Our website has averaged close to 1,000 hits daily over the past three-to-four weeks. We could not keep you updated on this unless our state affiliate had the resources to put people on the ground to report back to us and coordinate collective action. The same can be said for providing our chapter with legal assistance when that has become necessary.

So, our dues-paying membership is growing. We have about 42 new members sign up since September. Please thank Rob McCarthy, Mike Budd, and Dave Lee for all of their hard work on membership.

On that note, I don’t see our Chapter moving forward in the medium and long term without us building a strong sense of community and purpose.

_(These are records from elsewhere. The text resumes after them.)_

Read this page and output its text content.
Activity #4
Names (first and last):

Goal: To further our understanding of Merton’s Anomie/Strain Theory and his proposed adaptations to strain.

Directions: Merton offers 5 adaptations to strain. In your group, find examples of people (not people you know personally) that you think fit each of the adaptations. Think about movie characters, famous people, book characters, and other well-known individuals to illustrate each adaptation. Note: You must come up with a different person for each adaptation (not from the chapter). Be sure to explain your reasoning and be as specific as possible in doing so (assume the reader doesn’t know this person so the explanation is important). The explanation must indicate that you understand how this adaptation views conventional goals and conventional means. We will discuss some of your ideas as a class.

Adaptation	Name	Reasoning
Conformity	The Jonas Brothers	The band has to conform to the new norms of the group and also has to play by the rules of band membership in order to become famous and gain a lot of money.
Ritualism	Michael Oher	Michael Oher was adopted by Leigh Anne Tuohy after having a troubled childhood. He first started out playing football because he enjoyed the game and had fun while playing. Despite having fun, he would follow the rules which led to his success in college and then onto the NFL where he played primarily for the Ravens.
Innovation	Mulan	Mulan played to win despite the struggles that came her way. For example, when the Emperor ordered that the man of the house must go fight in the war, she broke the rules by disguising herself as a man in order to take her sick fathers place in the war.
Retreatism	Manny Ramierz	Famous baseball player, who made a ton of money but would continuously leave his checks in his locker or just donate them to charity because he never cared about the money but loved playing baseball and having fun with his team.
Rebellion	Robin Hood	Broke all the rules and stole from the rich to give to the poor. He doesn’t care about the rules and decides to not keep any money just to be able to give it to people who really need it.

What does that entail? It entails becoming involved, even if that involvement is one or two hours per month. We can’t have a union just by people paying their dues in case something goes wrong. The union is not merely a service plan. It consists of the collective activity of its members.

We are fortunate enough to have jobs that allow us an incredible degree of professional autonomy and freedom. This makes it that much easier to say, “Well, let them do it. I’ve got my own projects and deadlines, so let the ‘union people’ do it.”

With that attitude we’ll never develop. We are the union. When we begin thinking and acting more so along those lines–each of us making a modest commitment toward building the union–we’ll be on our way. Then there will be nothing that can stop us.